Cristina González’s timely talk last Wednesday, January 18th – the latest in the Humanities Institute’s series of “Conversations in the Humanities” — suggested that the University of California might find a vision for the future by looking to the past. A professor of Spanish and Education, González challenged faculty to articulate a strong vision for the future of the University of California that considers historical forces of globalization and privatization, while also better addressing the diversity of the state.
González began her talk entitled “Universities Cannot Escape History, But Can They Make It?” by sharing the metaphor of the fox and the hedgehog. Originally a reference to ancient Greek culture, Clark Kerr used the analogy to explain leadership trends within the UC in his book, The Uses of the University (1963, 2001).
Following Kerr’s lead, González described two very different leadership styles. Foxes know many things, have good peripheral vision, and focus on the current geography. In terms of leadership, this means that they are good short-term strategists, fundraisers, and negotiators. Hedgehogs, on the other hand, tend to look far into the future and the past, value the role of history, and create long-term visions.
While González noted that the fox style of leadership has dominated the UC administration since Kerr’s time, she believes that we are now suffering from “fox fatigue” and need to cultivate the vision of the hedgehog. Particularly in this moment of crisis, a vision for the future that does more than keep the UC system afloat is imperative.
Looking forward, González called upon faculty to help create a new vision for the future. Administration is now overburdened by the day-to-day maneuverings of keeping the UC system afloat and needs the faculty to forge a new vision for the future of the University of California.
González argued that we must follow the advice of Clark Kerr: to remember that we cannot escape history, though perhaps we can make history. More specifically, Gonzalez, in response to a question about what a new vision for the university might take from the 1960 Master Plan, suggested that we must maintain the systemic excellence of the 1960 Master Plan, while also addressing the current segregation across California’s higher educational system. We must continue to demand proper funding from the state to educate a specific percentage of the state’s students, not just who we can afford.

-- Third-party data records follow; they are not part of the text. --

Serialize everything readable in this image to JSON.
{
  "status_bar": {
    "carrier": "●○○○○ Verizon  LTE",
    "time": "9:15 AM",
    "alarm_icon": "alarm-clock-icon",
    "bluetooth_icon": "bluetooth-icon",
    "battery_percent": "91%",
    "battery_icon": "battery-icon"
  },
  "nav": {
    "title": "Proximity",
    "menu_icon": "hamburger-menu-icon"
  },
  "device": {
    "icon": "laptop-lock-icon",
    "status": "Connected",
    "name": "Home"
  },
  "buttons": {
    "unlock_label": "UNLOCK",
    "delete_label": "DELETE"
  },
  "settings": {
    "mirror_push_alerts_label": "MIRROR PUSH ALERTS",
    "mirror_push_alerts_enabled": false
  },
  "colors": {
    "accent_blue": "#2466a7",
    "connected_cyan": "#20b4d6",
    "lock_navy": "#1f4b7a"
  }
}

To learn more about Cristina González’s research on the history of the University of California, see her new book, Clark Kerr’s University of California: Leadership, Diversity and Planning (Transaction Publishers, 2011). Her research and teaching focus on Hispanic literature and culture, as well as on education policy and governance, educational leadership, history of higher education, history of University of California and issues of diversity and inclusiveness.